Shellcheck: a static analysis tool for shell scripts

dpina · on Feb 5, 2015

Just spent some time sending my scripts to this site for it to analyse and see what it does. I can see that while it wasn't be able to tell me of more efficient code to achieve my goal (wasn't really hopping for that), it did spot 1) one liners where some commands are not needed, 2) variables which are not used, 3) where I should use double quotes to prevent word splitting and 4) lines where my ssh was eating up my stdin.

What a great sanity check for the days when I'm writing something on my own without a second pair of eyes to proof-read it.

Chico75 · on Feb 5, 2015

Combine it with the sublime text plugin (https://github.com/SublimeLinter/SublimeLinter-shellcheck) and you got real time static analysis while without your shell scripts !

lilyball · on Feb 5, 2015

Shellcheck is great. The Vim Syntastic plugin already knows about Shellcheck so if you use Syntastic and install Shellcheck you'll automatically start getting warnings on your code.

BTW, it can be a little hard to figure this out, but if Shellcheck gives you a warning that you want to ignore (because you intended to trigger that behavior), you can put the following comment above the offending line:

  # shellcheck disable=SC1234

where "SC1234" is replaced with the actual error code that Shellcheck gives.

Munksgaard · on Feb 5, 2015

This looks very helpful: bash scripts are notoriously difficult to get right.
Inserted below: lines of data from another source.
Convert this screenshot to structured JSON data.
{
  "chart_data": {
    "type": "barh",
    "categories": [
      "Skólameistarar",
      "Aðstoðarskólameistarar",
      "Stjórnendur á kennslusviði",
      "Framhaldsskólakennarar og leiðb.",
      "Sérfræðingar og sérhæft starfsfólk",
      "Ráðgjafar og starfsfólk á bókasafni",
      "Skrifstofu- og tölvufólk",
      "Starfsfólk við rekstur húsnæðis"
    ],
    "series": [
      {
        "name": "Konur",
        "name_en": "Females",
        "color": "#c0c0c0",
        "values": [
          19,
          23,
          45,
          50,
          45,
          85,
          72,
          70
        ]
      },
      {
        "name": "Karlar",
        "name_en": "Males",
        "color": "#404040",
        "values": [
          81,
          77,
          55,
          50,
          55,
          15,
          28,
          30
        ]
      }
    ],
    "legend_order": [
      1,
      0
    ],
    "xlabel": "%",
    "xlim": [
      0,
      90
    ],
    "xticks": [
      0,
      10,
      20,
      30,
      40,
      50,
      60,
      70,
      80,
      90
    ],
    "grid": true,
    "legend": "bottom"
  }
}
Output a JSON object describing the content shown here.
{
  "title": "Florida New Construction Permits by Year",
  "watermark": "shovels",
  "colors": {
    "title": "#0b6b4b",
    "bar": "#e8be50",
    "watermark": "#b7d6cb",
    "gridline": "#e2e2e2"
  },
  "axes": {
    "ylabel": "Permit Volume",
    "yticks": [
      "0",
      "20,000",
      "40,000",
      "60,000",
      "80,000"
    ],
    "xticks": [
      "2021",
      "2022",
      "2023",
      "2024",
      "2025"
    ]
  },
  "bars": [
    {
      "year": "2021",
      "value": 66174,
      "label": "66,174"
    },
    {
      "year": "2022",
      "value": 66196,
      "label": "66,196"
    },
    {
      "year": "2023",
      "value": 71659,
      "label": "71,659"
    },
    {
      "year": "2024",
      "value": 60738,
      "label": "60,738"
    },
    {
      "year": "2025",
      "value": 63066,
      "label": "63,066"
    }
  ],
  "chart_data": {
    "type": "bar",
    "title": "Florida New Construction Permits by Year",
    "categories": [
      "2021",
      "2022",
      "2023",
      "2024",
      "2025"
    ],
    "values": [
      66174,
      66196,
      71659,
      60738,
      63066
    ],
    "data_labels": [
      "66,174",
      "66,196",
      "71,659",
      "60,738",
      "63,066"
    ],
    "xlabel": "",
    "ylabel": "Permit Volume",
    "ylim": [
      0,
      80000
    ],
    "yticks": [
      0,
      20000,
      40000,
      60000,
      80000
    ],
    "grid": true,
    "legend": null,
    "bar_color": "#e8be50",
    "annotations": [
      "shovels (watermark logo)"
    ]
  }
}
I wish it'd suggest best practices like `set -e` and the like though.

koala_man · on Feb 5, 2015

The jury's still out on whether `set -e` is worth it.

On paper it sounds like it's equivalent to `on error goto 0`, making a script fail-fast -- which would have been awesome.

Instead, it makes a script fail sometimes for things that are sometimes errors. The rules for how and when are unexpected and unintuitive, several weird cases are described on http://mywiki.wooledge.org/BashFAQ/105

If enabling it just granted a free 50% chance of stopping on any given error, it would have been worth it, but it triggers on false positives as well.

vetrom · on Feb 5, 2015

Well, dealing with horrible exception handling is still better than just silently running off the edge on errors.

Much like any language, you need to read and understand it to be able to truly write, I think. bash is deceptive in this regard IMO, due to how low its barrier to entry is.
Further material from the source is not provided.